Rian tiba menjelang maghrib. Ia sengaja menolak membawa lilin, hanya mengandalkan senter ponsel. Sejak langkah pertamanya di beranda kayu yang reyot, ia sudah merasakan udara yang berat dan dingin yang aneh, padahal hari masih sore.
-
Pukul 22.00: Hujan mulai deras. Rian mencoba tidur di kamar utama, namun suara-suara aneh mulai terdengar. Bukan suara tetesan air, tapi seperti gesekan kain sutra tua yang diseret di lantai atas.
-
Pukul 23.30: Tiba-tiba, listrik padam. Kegelapan total menyergap. Rian menyalakan senter. Saat ia menyinari lorong, ia melihat bayangan hitam melintas sangat cepat di ujung lorong, terlalu besar untuk seekor kucing.
Rian mencoba meyakinkan dirinya bahwa itu hanya halusinasi. Ia memutuskan turun ke lantai bawah untuk mencari selimut tebal di gudang belakang.
-
Saat melewati ruang makan, ia mencium aroma melati yang menyengat, padahal tidak ada bunga di sana.
-
Tepat saat ia hendak meraih kenop pintu gudang, ia mendengar bisikan, sangat dekat di telinganya. “Jangan pergi, Nak…” Suara itu serak, parau, dan dingin seperti es. Rian membeku di tempat. Ia merasakan napas dingin menyentuh tengkuknya.
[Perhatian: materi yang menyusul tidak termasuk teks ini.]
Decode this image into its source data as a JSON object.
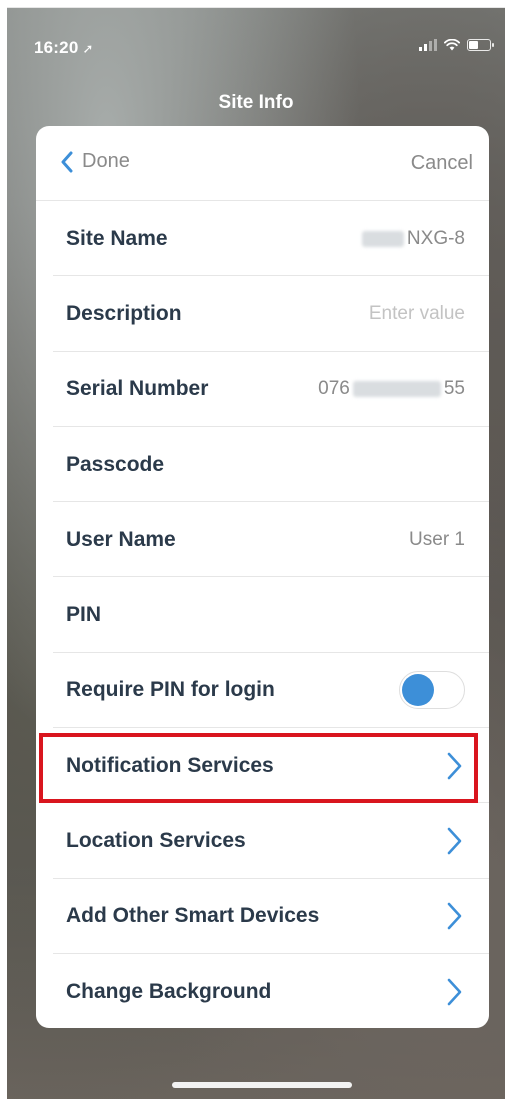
{
  "status": {
    "time": "16:20",
    "location_arrow": "➚"
  },
  "nav": {
    "title": "Site Info"
  },
  "header": {
    "done_label": "Done",
    "cancel_label": "Cancel"
  },
  "rows": {
    "site_name": {
      "label": "Site Name",
      "value": "NXG-8"
    },
    "description": {
      "label": "Description",
      "placeholder": "Enter value"
    },
    "serial_number": {
      "label": "Serial Number",
      "value_prefix": "076",
      "value_suffix": "55"
    },
    "passcode": {
      "label": "Passcode"
    },
    "user_name": {
      "label": "User Name",
      "value": "User 1"
    },
    "pin": {
      "label": "PIN"
    },
    "require_pin": {
      "label": "Require PIN for login",
      "enabled": true
    },
    "notification_services": {
      "label": "Notification Services"
    },
    "location_services": {
      "label": "Location Services"
    },
    "add_other_smart_devices": {
      "label": "Add Other Smart Devices"
    },
    "change_background": {
      "label": "Change Background"
    }
  },
  "colors": {
    "accent": "#3d8fd8",
    "label_text": "#2b3a4a",
    "secondary_text": "#8a8a8a",
    "highlight_border": "#d9151e"
  },
  "icons": {
    "back": "chevron-left-icon",
    "disclosure": "chevron-right-icon",
    "location": "location-arrow-icon",
    "signal": "cellular-signal-icon",
    "wifi": "wifi-icon",
    "battery": "battery-icon"
  }
}
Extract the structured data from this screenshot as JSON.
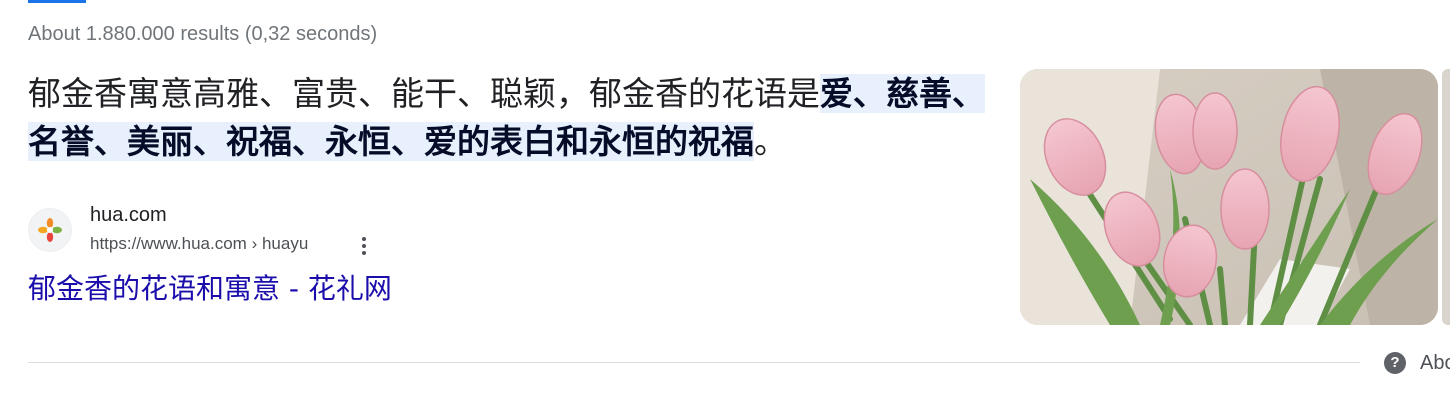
{
  "results_stats": "About 1.880.000 results (0,32 seconds)",
  "snippet": {
    "text_before": "郁金香寓意高雅、富贵、能干、聪颖，郁金香的花语是",
    "highlight": "爱、慈善、名誉、美丽、祝福、永恒、爱的表白和永恒的祝福",
    "text_after": "。"
  },
  "source": {
    "site_name": "hua.com",
    "url": "https://www.hua.com › huayu",
    "favicon_icon": "hua-flower-icon",
    "menu_icon": "more-vert-icon"
  },
  "result": {
    "title": "郁金香的花语和寓意 - 花礼网"
  },
  "thumbnail": {
    "description_icon": "tulip-bouquet-image"
  },
  "footer": {
    "help_icon_glyph": "?",
    "about_label": "Abo"
  },
  "colors": {
    "link": "#1a0dab",
    "highlight_bg": "#e8f0fe",
    "muted_text": "#70757a"
  }
}
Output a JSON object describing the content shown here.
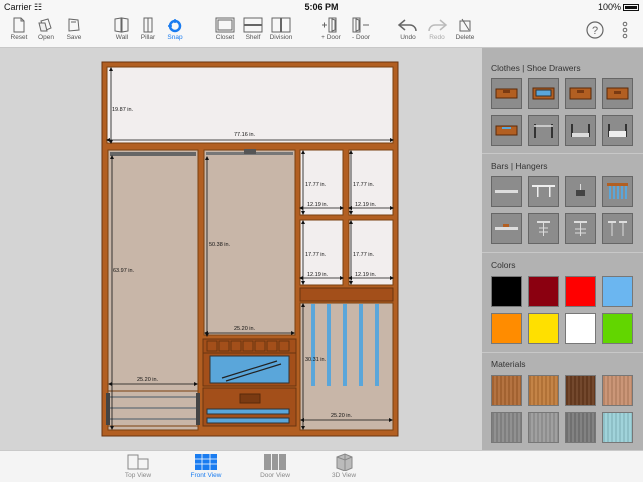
{
  "status_bar": {
    "carrier": "Carrier",
    "time": "5:06 PM",
    "battery": "100%"
  },
  "toolbar": {
    "reset": "Reset",
    "open": "Open",
    "save": "Save",
    "wall": "Wall",
    "pillar": "Pillar",
    "snap": "Snap",
    "closet": "Closet",
    "shelf": "Shelf",
    "division": "Division",
    "add_door": "+ Door",
    "remove_door": "- Door",
    "undo": "Undo",
    "redo": "Redo",
    "delete": "Delete",
    "help_icon": "question-mark-icon",
    "more_icon": "vertical-ellipsis-icon"
  },
  "closet": {
    "top_height": "19.87 in.",
    "total_width": "77.16 in.",
    "left_height": "63.97 in.",
    "left_width": "25.20 in.",
    "mid_height": "50.38 in.",
    "mid_width": "25.20 in.",
    "upper_cells": [
      {
        "height": "17.77 in.",
        "width": "12.19 in."
      },
      {
        "height": "17.77 in.",
        "width": "12.19 in."
      },
      {
        "height": "17.77 in.",
        "width": "12.19 in."
      },
      {
        "height": "17.77 in.",
        "width": "12.19 in."
      }
    ],
    "right_height": "30.31 in.",
    "right_width": "25.20 in."
  },
  "panel": {
    "clothes_title": "Clothes | Shoe Drawers",
    "bars_title": "Bars | Hangers",
    "colors_title": "Colors",
    "materials_title": "Materials",
    "colors": [
      "#000000",
      "#8b0010",
      "#ff0000",
      "#6bb6f0",
      "#ff8c00",
      "#ffe000",
      "#ffffff",
      "#62d600"
    ],
    "materials": [
      "#b06a35",
      "#c07c3c",
      "#6a3d20",
      "#c89070",
      "#8a8a8a",
      "#9a9a9a",
      "#7a7a7a",
      "#9ad0d8"
    ]
  },
  "tabs": {
    "top_view": "Top View",
    "front_view": "Front View",
    "door_view": "Door View",
    "view_3d": "3D View"
  }
}
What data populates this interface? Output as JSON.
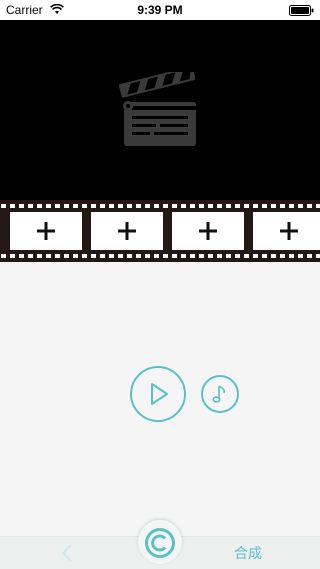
{
  "status_bar": {
    "carrier": "Carrier",
    "time": "9:39 PM"
  },
  "preview": {
    "icon": "clapperboard-icon"
  },
  "film_strip": {
    "frames": [
      {
        "icon": "plus-icon"
      },
      {
        "icon": "plus-icon"
      },
      {
        "icon": "plus-icon"
      },
      {
        "icon": "plus-icon"
      }
    ]
  },
  "controls": {
    "play_icon": "play-icon",
    "music_icon": "music-note-icon"
  },
  "bottom_bar": {
    "back_icon": "chevron-left-icon",
    "logo_icon": "copyright-logo-icon",
    "compose_label": "合成"
  },
  "colors": {
    "accent": "#5bc0c8",
    "film": "#231816",
    "preview_bg": "#000000"
  }
}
Rian dengan panik berbalik dan menyorotkan senternya.
-
Di hadapannya, berdiri sosok wanita dengan gaun putih lusuh yang basah kuyup. Wajahnya… kosong. Matanya hanya cekungan gelap yang tak berbola, dan senyumnya… senyum itu ditarik terlalu lebar hingga mencapai hampir ke telinga, menampakkan deretan gigi yang tidak normal.
-
Yang paling mengerikan, wanita itu tidak berdiri di lantai. Kakinya terangkat sekitar satu jengkal dari lantai. Ia melayang
Rian menjerit dan lari menaiki tangga. Ia mendengar suara bisikan dingin itu berubah menjadi tawa melengking yang memenuhi rumah.
-
Saat Rian mencapai anak tangga kelima, ia merasakan sesuatu menarik pergelangan kakinya dengan cengkeraman yang sangat kuat dan dingin. Ia jatuh.
-
Senter ponselnya terlempar dan cahayanya bergulir, berhenti di dekat kaki patung kakeknya. Dalam sorotan cahaya remang-remang itu, Rian melihatnya. Wanita bergaun putih itu kini merangkak naik tangga dengan kecepatan abnormal, bergerak seperti serangga besar.
Rian berhasil merangkak ke lantai atas dan bersembunyi di dalam lemari tua di kamar tidur utama. Ia menahan napas, tubuhnya gemetar tak terkendali.
-
Suara gesekan kain basah di lantai semakin mendekat. Tawa melengking itu kini terdengar tepat di luar lemari.
-
Hening. Beberapa detik yang terasa seperti keabadian.
-
Tiba-tiba, kenop lemari berputar perlahan.
-
Sebuah jari pucat dan panjang menyelinap melalui celah pintu lemari. Jari itu menunjuk tepat ke mata Rian.
-
Lalu, suara bisikan itu terdengar lagi, tapi kali ini penuh kemenangan, “Aku menemukanmu… dan kau akan tetap di sini, bersamaku. SELAMANYA.”
-
Pintu lemari terbuka dengan sentakan keras, dan yang terakhir terlihat sebelum layar menjadi gelap adalah wajah wanita tanpa mata itu, kini hanya berjarak beberapa sentimeter dari wajah Rian, dan senyumnya… semakin lebar, semakin lebar
Keesokan paginya, rumah itu ditemukan kosong. Ponsel Rian tergeletak di lantai, layarnya retak, menampilkan sebuah foto yang tak sengaja terekam: gelap gulita, namun di tengah kegelapan itu, dua cekungan hitam menatap lurus ke kamera. Rian tidak pernah ditemukan.